None of this is objectionable, but it is impossible to satisfy these conditions without making organisational overhead go through the roof! Internal teams, under these rules, would need to elicit the full extent of cyber offence capabilities; chemical, biological, radiological, nuclear capabilities; the potential for harmful manipulation; and the potential for loss of control. And for some of these capabilities, it does not mean just interacting with the model as it is, but with extra scaffolding too. That’s a lot to do in 20 days before deployment! Third party evaluators are given just seven days' access before deployment. It also seems difficult to imagine them having enough time to elicit the full extent of the model’s capabilities.
This is a version of the ‘jeep problem’: the further the jeep goes into the desert, the more fuel it needs to carry, but to deal with its heavier weight it needs to take more fuel. At some point, this becomes prohibitive to going any further! Likewise, as the models get more capable, the range of their dangerous capabilities gets wider (they could do more things) and longer (they are more useful for longer periods), so more and more compute and evaluation time is required, until it causes training to grind to a halt.

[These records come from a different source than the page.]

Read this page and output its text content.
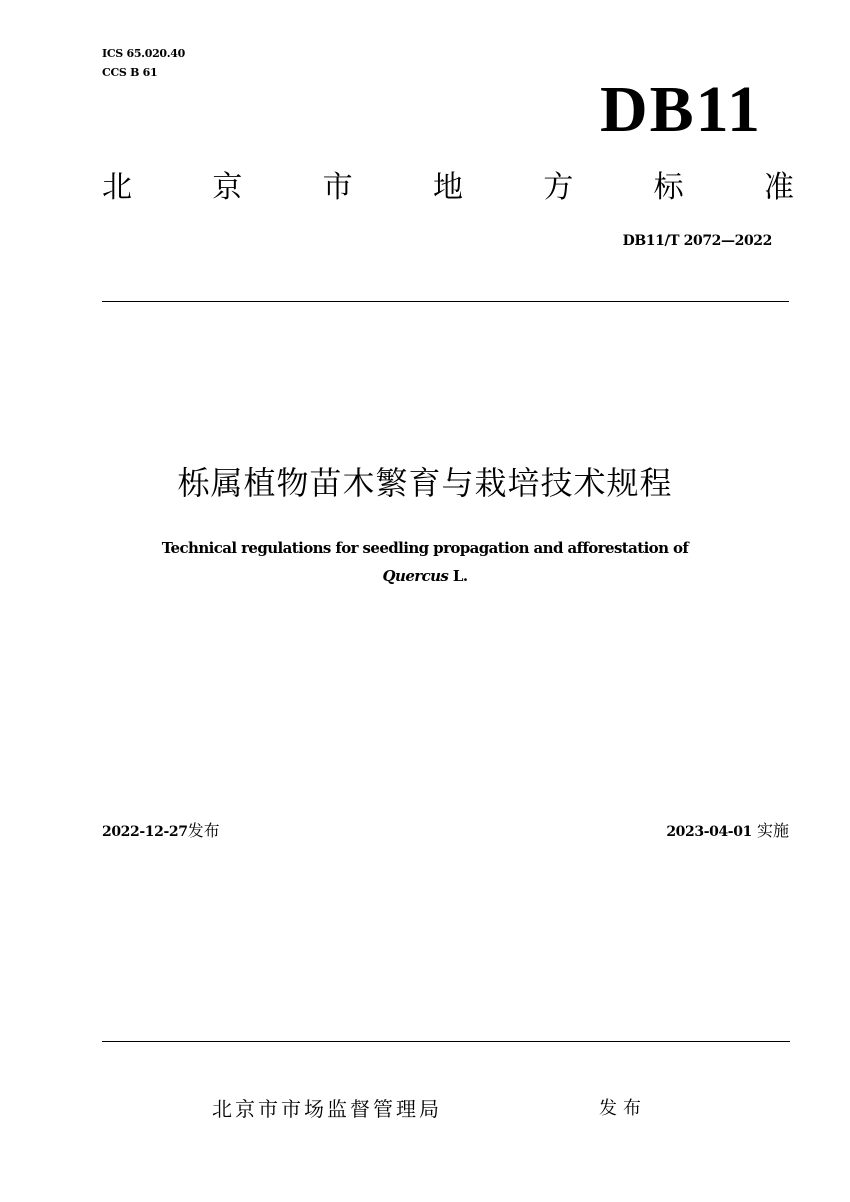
ICS 65.020.40
CCS B 61
DB11
北	京	市	地	方	标	准
DB11/T 2072—2022
栎属植物苗木繁育与栽培技术规程
Technical regulations for seedling propagation and afforestation of
Quercus L.
2022-12-27发布	2023-04-01 实施
北京市市场监督管理局	发布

In some ways, the vagueness of the Code reveals a deep truth: there is not a suitable toolkit to regulate AI development yet. The current proof-by-non-example regime is going to run out of steam, and we don’t have answers for what will come after. We have to solve for both constraints: training and deployment has to continue with minimal interruption, but we need to elicit the full risks of the models and put in place safeguards. Answering these questions in this versions of the code could lock in an incorrect regime. Also, the EU can leave the door open for lenient enforcement, if they face pressure from the US, or to leave scope to enforce more stringently later.
To finish where we started: this doesn’t seem like a worthwhile trade. The Code of Practice cedes almost complete power to the EU AI Office to decide what is “appropriate”. They could be pausing training very often for extremely long tests to confirm it is safe to continue. This kind of error is the same as killed nuclear power: the International Commission for Radiological Protection has principles to be “precautionary” and “prudent” but this is poorly specified and has cascaded through the regulatory states’ poor incentives in the UK and the US. Now, the UK over-regulates radiation by a factor of 100 and struggles to build new power stations in 25 years. The same cannot happen to AI.
While the authors of the Code are well-meaning, and genuinely proportionate, the standard we should judge the code to is whether the junior official who will implement these rules in 2, 5, or 25 years time will do so with the same spirit. The constraints on the authors are enormous: satisfying proportionate constraints on training, against an immature scientific discipline for eliciting dangerous capabilities, and balancing the geopolitical headwinds that EU enforcement faces. These challenges, however, cannot justify complete discretion to the AI Office.